Since Weber, researchers of contemporary Western mainstream sociology have not put the rural industry into their field of vision, but have taken it for granted as a ""waiting to be eliminated or gradually encroached by urban civilization". backward communities". In such a theoretical construction, the professional market, which is dependent on rural industry, is naturally excluded from the positive factors of social change. If anyone thinks—"from the body of rural industry, fresh blood and bones of modern cities can grow" and "cities with modern commercial characteristics can be developed on the basis of professional markets"—that is against them. Principles and inertia of thinking, and therefore unimaginable.

However, in today's China, in some parts of rural Zhejiang, farmers have partially overturned the arguments of these masters.In Longgang, the first peasant city in China, in Luqiao, in the development fever of small towns in rural Zhejiang, a dream is being born into a fiery reality; in the vast space and time of contemporary China, the modernization of township enterprises has been greatly shortened The gap between the vast rural areas and modern industrial civilization has been shortened.The professional market, which supports each other with the township enterprises, has further enhanced the radiating power of the rural industrial economy, and thus created a new opportunity for social restructuring.In other words, the road to modernization for Chinese peasants will be different from the "historical law" or "universal development path" "discovered" and "guided" by Western masters.

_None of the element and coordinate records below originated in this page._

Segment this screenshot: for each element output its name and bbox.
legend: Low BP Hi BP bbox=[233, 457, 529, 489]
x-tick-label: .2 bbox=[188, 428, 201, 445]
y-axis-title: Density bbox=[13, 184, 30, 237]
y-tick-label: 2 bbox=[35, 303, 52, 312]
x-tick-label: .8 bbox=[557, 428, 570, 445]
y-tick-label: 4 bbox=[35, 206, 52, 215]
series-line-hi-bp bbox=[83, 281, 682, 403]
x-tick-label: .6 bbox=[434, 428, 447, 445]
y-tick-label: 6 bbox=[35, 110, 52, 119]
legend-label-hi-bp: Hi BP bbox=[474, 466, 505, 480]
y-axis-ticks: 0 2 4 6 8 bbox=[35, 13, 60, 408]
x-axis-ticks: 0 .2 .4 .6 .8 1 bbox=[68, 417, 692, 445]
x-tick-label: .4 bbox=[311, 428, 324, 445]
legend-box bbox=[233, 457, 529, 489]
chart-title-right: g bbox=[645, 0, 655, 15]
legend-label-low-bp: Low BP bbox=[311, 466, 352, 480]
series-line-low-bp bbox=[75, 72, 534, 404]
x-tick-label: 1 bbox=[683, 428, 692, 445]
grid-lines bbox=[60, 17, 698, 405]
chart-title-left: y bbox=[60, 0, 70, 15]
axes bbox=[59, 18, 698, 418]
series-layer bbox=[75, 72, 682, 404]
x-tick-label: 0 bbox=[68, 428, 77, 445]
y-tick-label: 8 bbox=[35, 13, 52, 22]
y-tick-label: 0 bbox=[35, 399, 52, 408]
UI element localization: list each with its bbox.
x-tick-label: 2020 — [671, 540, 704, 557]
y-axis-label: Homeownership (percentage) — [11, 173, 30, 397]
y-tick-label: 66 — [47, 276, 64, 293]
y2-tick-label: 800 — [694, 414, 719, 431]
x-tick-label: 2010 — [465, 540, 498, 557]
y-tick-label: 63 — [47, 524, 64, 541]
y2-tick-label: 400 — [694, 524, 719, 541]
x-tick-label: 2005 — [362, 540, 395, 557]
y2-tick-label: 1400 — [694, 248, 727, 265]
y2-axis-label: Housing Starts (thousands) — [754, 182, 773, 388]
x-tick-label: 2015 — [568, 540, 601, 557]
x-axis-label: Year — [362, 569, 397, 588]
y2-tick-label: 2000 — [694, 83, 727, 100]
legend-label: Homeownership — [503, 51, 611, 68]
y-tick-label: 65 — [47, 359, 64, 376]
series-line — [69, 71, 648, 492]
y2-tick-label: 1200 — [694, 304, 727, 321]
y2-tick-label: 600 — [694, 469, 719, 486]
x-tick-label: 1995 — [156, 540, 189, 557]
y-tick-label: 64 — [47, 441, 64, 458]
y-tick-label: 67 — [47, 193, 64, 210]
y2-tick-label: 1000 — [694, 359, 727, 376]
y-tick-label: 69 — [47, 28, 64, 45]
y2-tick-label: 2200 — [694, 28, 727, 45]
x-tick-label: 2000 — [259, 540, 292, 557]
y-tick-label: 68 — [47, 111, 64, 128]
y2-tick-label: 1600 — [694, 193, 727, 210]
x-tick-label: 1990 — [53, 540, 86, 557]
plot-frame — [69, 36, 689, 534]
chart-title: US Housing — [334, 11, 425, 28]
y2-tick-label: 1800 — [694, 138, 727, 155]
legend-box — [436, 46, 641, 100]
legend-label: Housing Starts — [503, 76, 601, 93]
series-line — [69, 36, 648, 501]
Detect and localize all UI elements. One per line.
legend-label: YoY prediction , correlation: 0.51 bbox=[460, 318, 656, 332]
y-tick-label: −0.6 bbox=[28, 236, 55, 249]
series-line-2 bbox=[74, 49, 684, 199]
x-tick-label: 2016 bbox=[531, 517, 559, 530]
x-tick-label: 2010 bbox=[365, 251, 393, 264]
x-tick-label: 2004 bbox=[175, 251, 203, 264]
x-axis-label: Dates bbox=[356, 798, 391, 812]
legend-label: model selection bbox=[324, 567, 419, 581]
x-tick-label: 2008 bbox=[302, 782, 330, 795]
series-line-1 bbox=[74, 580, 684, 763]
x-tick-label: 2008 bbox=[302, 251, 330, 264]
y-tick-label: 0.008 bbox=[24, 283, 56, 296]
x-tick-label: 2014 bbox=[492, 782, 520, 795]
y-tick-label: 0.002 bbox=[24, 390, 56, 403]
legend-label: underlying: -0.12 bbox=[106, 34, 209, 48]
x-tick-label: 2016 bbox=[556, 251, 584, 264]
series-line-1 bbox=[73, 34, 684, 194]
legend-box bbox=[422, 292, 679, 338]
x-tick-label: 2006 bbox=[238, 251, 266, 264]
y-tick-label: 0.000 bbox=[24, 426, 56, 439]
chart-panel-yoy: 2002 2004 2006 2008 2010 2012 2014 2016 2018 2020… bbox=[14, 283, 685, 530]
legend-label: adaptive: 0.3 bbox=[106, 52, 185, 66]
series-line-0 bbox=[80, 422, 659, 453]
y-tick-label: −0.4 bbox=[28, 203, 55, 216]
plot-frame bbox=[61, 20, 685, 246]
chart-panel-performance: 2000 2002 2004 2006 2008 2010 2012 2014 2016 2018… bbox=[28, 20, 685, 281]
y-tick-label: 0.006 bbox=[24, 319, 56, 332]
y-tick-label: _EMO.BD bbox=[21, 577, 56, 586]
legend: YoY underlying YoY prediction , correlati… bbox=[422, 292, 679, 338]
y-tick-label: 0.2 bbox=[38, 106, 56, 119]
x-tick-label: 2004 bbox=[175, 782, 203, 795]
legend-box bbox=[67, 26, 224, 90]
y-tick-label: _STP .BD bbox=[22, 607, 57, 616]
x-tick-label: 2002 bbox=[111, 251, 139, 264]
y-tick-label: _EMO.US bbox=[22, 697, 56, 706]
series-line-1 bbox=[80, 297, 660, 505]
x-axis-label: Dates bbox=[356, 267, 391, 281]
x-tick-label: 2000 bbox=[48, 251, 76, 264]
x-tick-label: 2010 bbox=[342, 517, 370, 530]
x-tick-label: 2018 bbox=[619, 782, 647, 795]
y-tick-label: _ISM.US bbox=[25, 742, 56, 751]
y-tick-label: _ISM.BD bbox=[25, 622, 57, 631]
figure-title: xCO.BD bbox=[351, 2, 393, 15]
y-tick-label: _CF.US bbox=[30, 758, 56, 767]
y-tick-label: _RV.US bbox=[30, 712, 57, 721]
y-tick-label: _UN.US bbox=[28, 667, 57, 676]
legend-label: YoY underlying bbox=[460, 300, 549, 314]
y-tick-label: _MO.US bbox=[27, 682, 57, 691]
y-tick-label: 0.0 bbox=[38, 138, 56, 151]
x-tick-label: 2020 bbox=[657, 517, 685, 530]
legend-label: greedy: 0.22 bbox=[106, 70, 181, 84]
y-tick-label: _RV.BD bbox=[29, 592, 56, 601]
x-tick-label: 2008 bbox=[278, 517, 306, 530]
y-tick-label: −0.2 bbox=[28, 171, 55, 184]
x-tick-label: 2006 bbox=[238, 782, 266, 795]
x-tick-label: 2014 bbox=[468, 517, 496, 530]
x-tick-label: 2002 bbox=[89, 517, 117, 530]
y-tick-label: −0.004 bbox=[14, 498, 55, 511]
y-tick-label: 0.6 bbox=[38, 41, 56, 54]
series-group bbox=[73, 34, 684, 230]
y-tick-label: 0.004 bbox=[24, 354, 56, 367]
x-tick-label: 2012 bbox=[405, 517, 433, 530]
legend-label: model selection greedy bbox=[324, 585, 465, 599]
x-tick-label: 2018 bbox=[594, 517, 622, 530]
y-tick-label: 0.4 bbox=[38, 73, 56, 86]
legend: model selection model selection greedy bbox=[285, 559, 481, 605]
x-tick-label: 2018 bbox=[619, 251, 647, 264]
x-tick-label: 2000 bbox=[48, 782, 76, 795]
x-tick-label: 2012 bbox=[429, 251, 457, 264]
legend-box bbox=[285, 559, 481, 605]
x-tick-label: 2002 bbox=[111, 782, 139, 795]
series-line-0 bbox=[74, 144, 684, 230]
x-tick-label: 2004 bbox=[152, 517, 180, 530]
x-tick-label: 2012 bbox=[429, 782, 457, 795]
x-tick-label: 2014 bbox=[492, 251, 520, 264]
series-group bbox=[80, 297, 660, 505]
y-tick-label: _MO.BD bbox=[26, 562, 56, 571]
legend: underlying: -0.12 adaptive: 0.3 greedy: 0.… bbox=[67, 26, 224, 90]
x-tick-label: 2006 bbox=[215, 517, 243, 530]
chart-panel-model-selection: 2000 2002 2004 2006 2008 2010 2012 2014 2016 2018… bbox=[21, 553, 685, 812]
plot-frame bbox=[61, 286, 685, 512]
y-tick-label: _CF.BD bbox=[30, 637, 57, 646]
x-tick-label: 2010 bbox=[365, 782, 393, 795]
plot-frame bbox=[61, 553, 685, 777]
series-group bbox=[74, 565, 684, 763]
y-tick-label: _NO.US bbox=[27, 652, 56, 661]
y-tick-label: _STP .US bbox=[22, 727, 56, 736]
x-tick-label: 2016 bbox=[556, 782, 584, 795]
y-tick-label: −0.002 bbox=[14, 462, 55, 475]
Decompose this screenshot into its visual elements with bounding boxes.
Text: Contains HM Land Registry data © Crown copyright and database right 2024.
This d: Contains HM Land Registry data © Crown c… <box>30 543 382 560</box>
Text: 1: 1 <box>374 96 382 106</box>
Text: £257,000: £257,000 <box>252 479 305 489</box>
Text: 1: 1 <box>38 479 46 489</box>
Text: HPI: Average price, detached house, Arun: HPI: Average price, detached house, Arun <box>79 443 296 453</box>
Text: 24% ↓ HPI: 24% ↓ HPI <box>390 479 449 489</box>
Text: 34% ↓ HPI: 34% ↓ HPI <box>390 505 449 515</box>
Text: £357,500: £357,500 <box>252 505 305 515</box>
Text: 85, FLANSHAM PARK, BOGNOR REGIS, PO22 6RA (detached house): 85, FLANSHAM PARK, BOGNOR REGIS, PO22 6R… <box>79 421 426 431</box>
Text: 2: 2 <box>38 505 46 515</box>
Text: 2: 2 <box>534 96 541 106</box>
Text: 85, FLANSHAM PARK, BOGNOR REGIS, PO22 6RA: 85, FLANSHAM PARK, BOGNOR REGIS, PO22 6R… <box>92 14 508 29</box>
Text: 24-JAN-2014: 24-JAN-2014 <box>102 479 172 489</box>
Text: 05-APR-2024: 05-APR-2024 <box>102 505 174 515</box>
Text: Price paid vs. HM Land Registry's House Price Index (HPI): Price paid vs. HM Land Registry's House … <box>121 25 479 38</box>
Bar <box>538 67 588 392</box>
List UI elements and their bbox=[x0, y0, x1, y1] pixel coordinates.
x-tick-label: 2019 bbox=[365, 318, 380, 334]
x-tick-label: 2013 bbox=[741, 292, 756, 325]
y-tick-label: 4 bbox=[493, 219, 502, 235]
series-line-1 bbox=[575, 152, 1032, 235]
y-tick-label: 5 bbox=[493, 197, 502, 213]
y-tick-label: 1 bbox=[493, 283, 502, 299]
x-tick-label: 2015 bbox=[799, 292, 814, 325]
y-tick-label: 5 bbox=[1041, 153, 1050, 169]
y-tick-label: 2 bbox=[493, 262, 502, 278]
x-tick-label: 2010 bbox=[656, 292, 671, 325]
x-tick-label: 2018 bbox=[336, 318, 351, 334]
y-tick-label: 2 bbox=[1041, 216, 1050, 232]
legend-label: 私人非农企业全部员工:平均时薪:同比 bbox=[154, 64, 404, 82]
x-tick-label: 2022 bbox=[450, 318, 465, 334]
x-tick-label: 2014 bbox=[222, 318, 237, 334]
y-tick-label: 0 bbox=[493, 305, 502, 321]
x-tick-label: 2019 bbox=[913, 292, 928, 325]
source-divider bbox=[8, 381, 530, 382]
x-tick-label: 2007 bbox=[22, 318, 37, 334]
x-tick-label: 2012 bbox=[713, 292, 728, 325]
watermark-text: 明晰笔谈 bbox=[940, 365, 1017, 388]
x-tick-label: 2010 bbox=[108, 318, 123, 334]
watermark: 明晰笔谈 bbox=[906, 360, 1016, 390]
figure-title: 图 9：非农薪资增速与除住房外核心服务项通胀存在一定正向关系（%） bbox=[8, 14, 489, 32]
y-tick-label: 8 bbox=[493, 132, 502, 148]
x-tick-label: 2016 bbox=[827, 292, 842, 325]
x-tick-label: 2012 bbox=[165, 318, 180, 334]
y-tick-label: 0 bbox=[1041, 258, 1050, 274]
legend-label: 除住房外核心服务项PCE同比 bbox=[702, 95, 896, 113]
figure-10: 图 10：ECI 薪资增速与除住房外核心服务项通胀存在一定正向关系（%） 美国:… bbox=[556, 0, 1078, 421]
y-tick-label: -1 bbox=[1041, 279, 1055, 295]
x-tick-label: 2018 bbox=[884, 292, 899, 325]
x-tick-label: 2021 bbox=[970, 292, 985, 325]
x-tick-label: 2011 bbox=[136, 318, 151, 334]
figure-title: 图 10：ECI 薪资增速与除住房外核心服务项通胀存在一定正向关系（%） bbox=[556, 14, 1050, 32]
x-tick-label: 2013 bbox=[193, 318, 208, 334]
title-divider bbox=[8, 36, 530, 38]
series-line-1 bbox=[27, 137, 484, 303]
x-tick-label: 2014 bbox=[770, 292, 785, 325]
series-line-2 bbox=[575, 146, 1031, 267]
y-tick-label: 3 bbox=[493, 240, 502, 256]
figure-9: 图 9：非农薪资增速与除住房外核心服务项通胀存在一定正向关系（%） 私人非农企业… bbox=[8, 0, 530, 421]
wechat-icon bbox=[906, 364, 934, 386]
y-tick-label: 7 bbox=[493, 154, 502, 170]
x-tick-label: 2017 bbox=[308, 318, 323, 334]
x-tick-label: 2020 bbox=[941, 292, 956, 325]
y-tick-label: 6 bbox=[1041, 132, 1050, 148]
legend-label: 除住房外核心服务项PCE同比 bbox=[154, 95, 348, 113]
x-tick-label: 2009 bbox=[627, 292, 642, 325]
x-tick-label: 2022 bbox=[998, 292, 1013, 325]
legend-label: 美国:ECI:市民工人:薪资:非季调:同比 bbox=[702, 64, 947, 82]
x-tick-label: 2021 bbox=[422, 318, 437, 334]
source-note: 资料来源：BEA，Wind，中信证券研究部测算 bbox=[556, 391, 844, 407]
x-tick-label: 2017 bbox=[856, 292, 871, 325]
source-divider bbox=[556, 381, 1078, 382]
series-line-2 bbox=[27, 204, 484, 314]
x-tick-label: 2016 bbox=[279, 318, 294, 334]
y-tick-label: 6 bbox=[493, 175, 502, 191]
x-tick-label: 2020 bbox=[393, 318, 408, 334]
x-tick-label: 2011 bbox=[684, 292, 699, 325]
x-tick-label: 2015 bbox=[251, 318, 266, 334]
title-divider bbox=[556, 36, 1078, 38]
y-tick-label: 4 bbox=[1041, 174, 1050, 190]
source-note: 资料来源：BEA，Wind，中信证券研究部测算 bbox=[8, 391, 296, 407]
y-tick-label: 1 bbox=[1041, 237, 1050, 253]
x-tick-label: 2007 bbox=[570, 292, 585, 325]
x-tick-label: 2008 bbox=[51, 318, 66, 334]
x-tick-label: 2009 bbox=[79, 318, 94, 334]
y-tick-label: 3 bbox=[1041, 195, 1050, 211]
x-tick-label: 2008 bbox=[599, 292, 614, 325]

In November 1994, Fei Xiaotong, who was already old, paid a painstaking visit to Wenzhou again. Eight years ago, out of "curiosity", he went to Wenzhou alone for inspection. At that time, he visited more than ten markets in four counties and five towns, and wrote an article "Travel to Wenzhou".That article gave a vivid description of the professional market in Wenzhou, and showed a strong interest in the wave of rural industries taking place in Zhejiang.This article became a guide for many people looking for the mystery of Wenzhou in the future. Eight years later, he was also in Wenzhou, but another scenery attracted him, that is, the turbulence of small towns.In the following long article "Family Real Estate Innovation", this "85-year-old man" seemed to continue the topic of "Jiangcun Economy" and "Wenzhou Trip":

"The development of the professional market has activated circulation, stimulated industry, and promoted the construction of small towns. Fifteen years ago, the desolate situation in small towns that I discussed in the article "Small Towns, Big Problems" has become a thing of the past. Yes. After this page of history was over, it was followed by the wave of rural industrialization in the 1980s. After entering the 1990s, many places have begun a period of rural urbanization. The important sign is that the pace of small town construction has accelerated significantly. “…clearly, this heralds a greater role for Chinese farmers in the country’s urbanization.”